An hour or so later, with all the excitement and joy of liberation echoing around the barracks, a special unit of the 11th Armoured Division, whose task was dealing with released POWs, entered the barracks to a tumultuous welcome, and almost immediately began their laborious but nevertheless very important task of official registration of all the many POWs in the barracks.

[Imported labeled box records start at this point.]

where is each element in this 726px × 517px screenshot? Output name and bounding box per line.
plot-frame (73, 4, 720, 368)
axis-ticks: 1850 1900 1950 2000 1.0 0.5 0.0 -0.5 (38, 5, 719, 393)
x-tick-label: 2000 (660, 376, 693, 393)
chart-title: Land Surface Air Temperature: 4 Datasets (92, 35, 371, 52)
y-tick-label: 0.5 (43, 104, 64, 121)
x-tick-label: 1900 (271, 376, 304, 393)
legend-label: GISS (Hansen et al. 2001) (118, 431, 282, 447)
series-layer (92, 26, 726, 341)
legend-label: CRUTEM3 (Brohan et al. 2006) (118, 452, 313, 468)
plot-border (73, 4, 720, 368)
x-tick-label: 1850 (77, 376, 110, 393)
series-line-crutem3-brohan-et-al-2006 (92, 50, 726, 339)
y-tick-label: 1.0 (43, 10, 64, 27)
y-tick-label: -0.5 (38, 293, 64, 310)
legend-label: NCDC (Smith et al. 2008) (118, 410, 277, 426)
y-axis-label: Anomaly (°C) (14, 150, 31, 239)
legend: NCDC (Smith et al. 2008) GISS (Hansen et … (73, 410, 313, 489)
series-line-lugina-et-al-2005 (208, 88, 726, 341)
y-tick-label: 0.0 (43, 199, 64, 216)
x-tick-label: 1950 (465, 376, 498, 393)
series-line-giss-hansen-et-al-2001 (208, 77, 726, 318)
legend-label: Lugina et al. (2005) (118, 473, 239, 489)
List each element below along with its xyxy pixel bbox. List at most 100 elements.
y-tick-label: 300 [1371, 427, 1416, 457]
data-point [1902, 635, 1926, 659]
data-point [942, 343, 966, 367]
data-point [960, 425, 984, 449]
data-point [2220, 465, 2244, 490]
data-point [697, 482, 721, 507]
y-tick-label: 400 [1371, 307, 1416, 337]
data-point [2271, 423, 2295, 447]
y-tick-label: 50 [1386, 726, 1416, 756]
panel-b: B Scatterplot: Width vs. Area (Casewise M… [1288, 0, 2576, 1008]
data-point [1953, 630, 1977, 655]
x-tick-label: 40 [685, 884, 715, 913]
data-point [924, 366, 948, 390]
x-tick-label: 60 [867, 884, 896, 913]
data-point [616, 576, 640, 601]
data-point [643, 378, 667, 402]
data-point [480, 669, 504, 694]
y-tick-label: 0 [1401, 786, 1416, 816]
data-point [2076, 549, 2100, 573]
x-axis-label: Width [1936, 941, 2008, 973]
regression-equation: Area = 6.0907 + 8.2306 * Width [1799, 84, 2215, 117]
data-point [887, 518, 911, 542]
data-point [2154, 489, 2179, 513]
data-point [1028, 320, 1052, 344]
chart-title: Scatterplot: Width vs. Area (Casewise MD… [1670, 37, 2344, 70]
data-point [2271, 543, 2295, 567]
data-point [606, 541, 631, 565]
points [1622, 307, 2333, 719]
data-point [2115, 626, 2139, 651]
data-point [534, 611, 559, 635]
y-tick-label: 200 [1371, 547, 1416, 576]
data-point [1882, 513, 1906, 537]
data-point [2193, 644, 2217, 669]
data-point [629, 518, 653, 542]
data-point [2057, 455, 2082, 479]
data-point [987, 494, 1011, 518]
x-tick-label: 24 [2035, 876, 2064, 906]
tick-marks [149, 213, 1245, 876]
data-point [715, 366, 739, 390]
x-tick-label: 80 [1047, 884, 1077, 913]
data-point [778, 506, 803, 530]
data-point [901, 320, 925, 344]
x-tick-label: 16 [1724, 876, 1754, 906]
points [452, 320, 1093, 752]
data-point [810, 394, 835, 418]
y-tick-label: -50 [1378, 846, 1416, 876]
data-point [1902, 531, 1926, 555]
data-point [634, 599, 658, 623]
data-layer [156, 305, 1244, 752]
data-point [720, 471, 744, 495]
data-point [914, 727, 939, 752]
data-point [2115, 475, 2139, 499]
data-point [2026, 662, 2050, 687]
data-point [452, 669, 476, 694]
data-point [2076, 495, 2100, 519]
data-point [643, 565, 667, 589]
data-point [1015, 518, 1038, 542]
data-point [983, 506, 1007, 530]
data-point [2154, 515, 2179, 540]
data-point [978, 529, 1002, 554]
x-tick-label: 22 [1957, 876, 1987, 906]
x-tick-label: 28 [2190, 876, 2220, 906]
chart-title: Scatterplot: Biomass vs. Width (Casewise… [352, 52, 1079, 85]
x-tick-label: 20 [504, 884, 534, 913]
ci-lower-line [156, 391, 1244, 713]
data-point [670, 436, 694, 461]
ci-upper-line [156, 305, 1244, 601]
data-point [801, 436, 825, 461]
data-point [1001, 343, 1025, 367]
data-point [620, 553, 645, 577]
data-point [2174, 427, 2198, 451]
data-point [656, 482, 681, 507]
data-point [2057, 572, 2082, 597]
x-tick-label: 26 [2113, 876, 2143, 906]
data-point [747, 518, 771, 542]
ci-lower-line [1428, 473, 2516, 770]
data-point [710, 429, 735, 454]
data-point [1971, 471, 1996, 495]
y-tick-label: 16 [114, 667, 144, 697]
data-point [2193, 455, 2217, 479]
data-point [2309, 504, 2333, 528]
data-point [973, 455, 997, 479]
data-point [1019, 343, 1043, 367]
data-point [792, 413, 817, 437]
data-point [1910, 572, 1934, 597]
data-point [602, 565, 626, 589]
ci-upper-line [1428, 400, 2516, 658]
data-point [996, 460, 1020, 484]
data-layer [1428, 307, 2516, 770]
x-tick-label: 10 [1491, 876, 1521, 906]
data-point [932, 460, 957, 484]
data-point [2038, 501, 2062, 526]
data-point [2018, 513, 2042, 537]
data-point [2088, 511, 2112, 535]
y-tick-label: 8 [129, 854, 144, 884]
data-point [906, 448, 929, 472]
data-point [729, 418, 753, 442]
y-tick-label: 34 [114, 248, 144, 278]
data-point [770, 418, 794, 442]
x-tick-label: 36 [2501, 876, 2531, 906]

It took two agonisingly slow days before they completed their task and on the 5th of May we left Lubeck, travelling by convoy for the headquarters of the 21st Army Group at Luneburg where, after still further frustrating delays, we finally flew out of Germany in Lancaster Bombers to an airfield in Buckinghamshire, landing on the 8th of May, V E Day!
It had been six years and three months since ‘Gloucester’ had sailed from Plymouth, of what proved to be probably the most momentous years in the lives of those who were fortunate to return. It had been a long commission!
After further administrative formalities at the airfield, we left by convoy for Waterloo Station. As we passed through the country villages in the early evening, the V E Day celebrations were in full swing, and the closer to London the bigger and more rapturous they became. It was a very emotional experience for all of us, and we longed to join in with them as we negotiated the huge crowds in the city on our way to Waterloo, where a special train was waiting to take us to Portsmouth, Naval ratings to Havant and Royal Marines to Eastney Barracks. The following morning after receiving a basic kit and being paid, we were sent on leave.
On the 1st August, 1945, at the end of three months' leave and four years' back pay! I arrived in the early evening at the RNSM, then located in two hotels on the seafront at Scarborough. My first visit the following morning was to the Paymaster, who gave me the good news that I still had a healthy credit balance. He also showed me an AFO (DCI) just published, which stated that former POWs were entitled to a further twenty-eight days' leave! With a handsome casual payment in my pocket and an application for leave in my hand, I headed for the Company Office. The CSM of that era, not particularly noted for his cheerfulness and good humour, looked up as I entered, and said, “Who are you?” I gave him my name and explained I had just returned from leave. “If you’re a Musician, what are you doing in khaki battledress?” he shouted, but before I could explain, he noticed the chit in my hand. “What have you got there?” I told him an application for twenty-eight days leave. He exploded, “What?! You tell me you have just returned from leave, and you have the audacity to apply for more leave?! Don’t you realise there’s a war still on?!” I was back!
Readers will be interested to know that Ken MacDonald’s diary and collection of photographs are on permanent display in the Royal Marines Museum, Eastney, Southsea, Hampshire.
Ken died on the 23rd February 2006. He was the only Royal Marine Bandsman to be held as a German prisoner of war. In January 2007 the current HMS Gloucester scattered his ashes over the wreck of the WW2 HMS Gloucester, off the coast of Crete, where he now rests with his former band comrades. His legacy remains an inspiration to us all. Ed.